Des projets de long terme

Les Ateliers Blancarde ont fait partie des premiers projets à voir le jour. C’était alors sous l’ancienne appellation de la démarche, « 1001 gares », initiée en 2019. « On a fait évoluer le concept depuis un an avec un nom qui est déjà plus parlant. La seule différence est qu’auparavant on se tournait davantage vers des projets associatifs. On se penche désormais un peu plus sur les modèles économiques des projets afin de s’assurer de leur viabilité. Car notre volonté est qu’ils s’inscrivent sur le long terme », souligne Agnès Moutet-Lamy.

Une durée minimale d’occupation est actée entre la SNCF et le porteur de projet. Reconductible, elle peut s’étaler entre deux et dix-huit ans. Une période qui n’est pas arrêtée au hasard. « La loi nous impose de conserver un projet le temps que son porteur amortisse son investissement », précise Louis Coulange, responsable de Place de la Gare pour les régions Paca et Occitanie.

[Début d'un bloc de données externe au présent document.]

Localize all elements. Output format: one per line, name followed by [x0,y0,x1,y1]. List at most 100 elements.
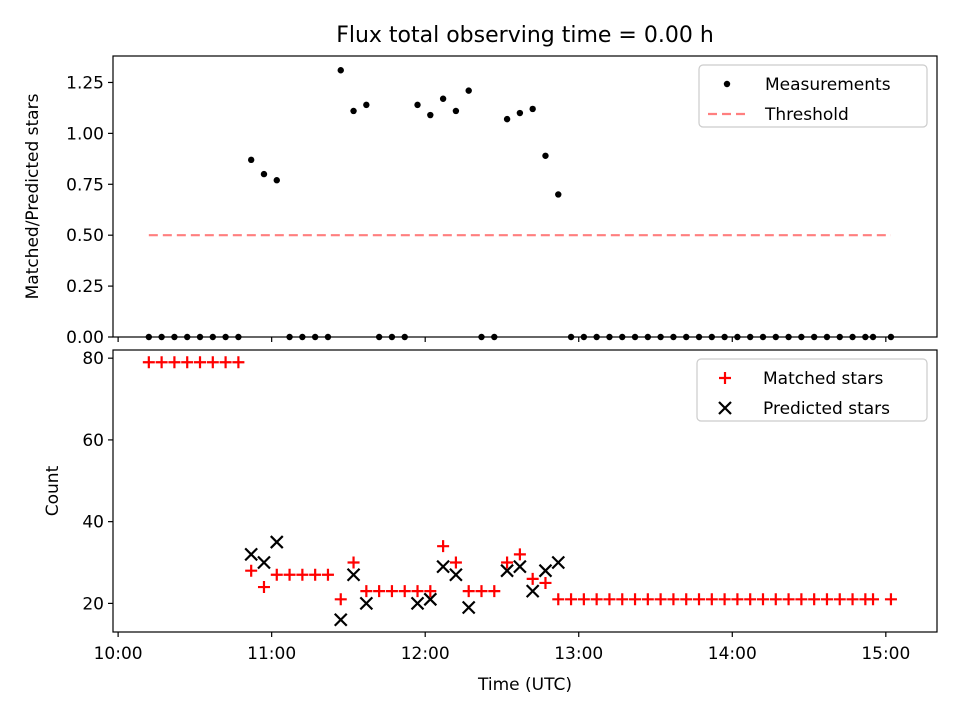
data-point [503,115,511,123]
data-point [350,107,357,115]
data-point [501,556,514,569]
data-point [565,593,578,606]
data-point [718,593,731,606]
legend-entry: Measurements [765,75,891,95]
data-point [680,593,693,606]
data-point [373,585,386,598]
data-point [346,568,361,582]
data-point [462,585,475,598]
data-point [411,585,424,598]
data-point [449,568,463,582]
data-point [219,356,232,369]
data-point [746,333,754,341]
data-point [461,600,476,615]
data-point [270,568,283,581]
data-point [631,333,639,341]
data-point [798,333,805,341]
y-tick-label: 80 [82,349,104,369]
legend: Matched stars Predicted stars [696,358,928,422]
data-point [695,333,703,341]
legend-swatch [718,401,732,415]
data-point [142,356,155,369]
data-point [641,593,654,606]
data-point [247,156,255,164]
y-tick-label: 1.25 [66,73,104,93]
data-point [375,333,383,341]
data-point [209,333,217,341]
y-tick-label: 1.00 [66,124,104,144]
y-tick-label: 0.25 [66,277,104,297]
data-point [155,356,168,369]
data-point [244,547,258,562]
x-axis-label: Time (UTC) [477,675,572,695]
data-point [269,535,284,549]
data-point [232,356,245,369]
data-point [551,555,566,570]
data-point [257,581,270,594]
data-point [423,592,438,607]
data-point [439,95,447,102]
data-point [808,593,821,606]
data-point [862,333,869,341]
data-point [644,333,652,341]
data-point [619,333,626,341]
data-point [437,540,450,553]
data-point [296,568,309,581]
axes-frame [112,55,938,338]
data-point [538,563,553,578]
data-point [333,612,348,627]
data-point [360,585,373,598]
data-point [539,576,552,589]
data-point [629,593,642,606]
data-point [257,555,271,570]
data-point [401,333,408,341]
data-point [708,333,716,341]
data-point [810,333,818,341]
data-point [260,170,268,178]
data-point [206,356,219,369]
data-point [309,568,322,581]
data-point [363,101,370,109]
data-point [693,593,706,606]
data-point [552,593,565,606]
ratio-panel: 0.00 0.25 0.50 0.75 1.00 1.25 Matched/Predicte… [23,55,938,348]
y-axis-label: Count [43,465,63,516]
data-point [145,333,153,341]
data-point [525,584,540,598]
data-point [721,333,728,341]
data-point [286,333,293,341]
y-tick-label: 0.00 [66,328,104,348]
legend-entry: Threshold [764,105,849,125]
data-point [654,593,667,606]
data-point [887,333,895,341]
legend-box [696,358,928,422]
data-point [449,556,462,569]
data-point [398,585,411,598]
data-point [580,333,588,341]
data-point [283,568,296,581]
data-point [836,333,843,341]
x-tick-label: 11:00 [247,644,296,664]
data-point [846,593,859,606]
data-point [670,333,677,341]
series-predicted-stars [244,535,566,627]
series-matched-stars [142,356,897,606]
y-tick-label: 20 [82,594,104,614]
data-point [245,564,258,577]
legend-entry: Predicted stars [763,399,890,419]
data-point [705,593,718,606]
data-point [555,191,562,198]
data-point [795,593,808,606]
data-point [734,333,741,341]
data-point [222,333,229,341]
count-panel: 20 40 60 80 10:00 11:00 12:00 13:00 14:00 15:00 Co… [43,349,938,695]
x-tick-label: 15:00 [861,644,910,664]
data-point [385,585,398,598]
data-point [424,585,437,598]
data-point [820,593,833,606]
data-point [867,593,880,606]
data-point [181,356,194,369]
data-point [273,177,280,184]
data-point [311,333,319,341]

Sur le site internet du dispositif, les gares en attente de candidat ne manquent pas. Signe qu’il est sur de bons rails, encore loin du terminus. Avec 3 000 gares en France, bien que toutes ne soient pas concernées, il y a de quoi faire. ♦

 

Bonus

  • Quelques projets déjà réalisés en Provence… – À Niolon, l’association T Cap’21 a créé un café et une auberge-école dont l’objectif principal est de former et d’employer des personnes porteuses d’un handicap mental ou social (notre reportage ici). Un snack a ouvert à La Ciotat-Ceyreste, un cabinet de notaires à Carry-le-Rouet, un atelier de couture à Lamanon ou encore un atelier d’artistes de production artistique et design d’intérieur a la Penne-sur-Huveaune.
  • … et d’autres à venir – À Aix-Centre, un nouvel espace de coworking de Provence Service est attendu pour cet automne. L’entreprise ambitionne d’ailleurs d’en déployer un ou deux autres dans la région en 2024, toujours dans le cadre de Place de la Gare. À Cassis, des chambres d’hôtes doivent être mises en location d’ici la fin de l’année. Du côté de l’Estaque, l’appel à projets lancé en début d’année est clos. Le nom du lauréat devrait être révélé d’ici la rentrée de septembre. À noter enfin que les gares de Pertuis, Carpentras et Alès attendent actuellement des candidats.
  • Un choix réfléchi de la SNCF – L’entreprise ferroviaire ne sélectionne pas au hasard les gares parmi son vaste patrimoine. « On est en lien avec les collectivités et on s’assure qu’il existe une réelle demande. C’est toutefois déjà arrivé que personne ne se positionne sur certaines gares, notamment pour celles éloignées d’un centre ou mal configurées par exemple », admet Agnès Moutet-Lamy. Un nouvel appel à candidatures pourra néanmoins être lancé dans le futur. Quant à celles dont le porteur de projet met la clé sous la porte avant la fin de la durée d’occupation, elles font de nouveau l’objet d’une mise en concurrence.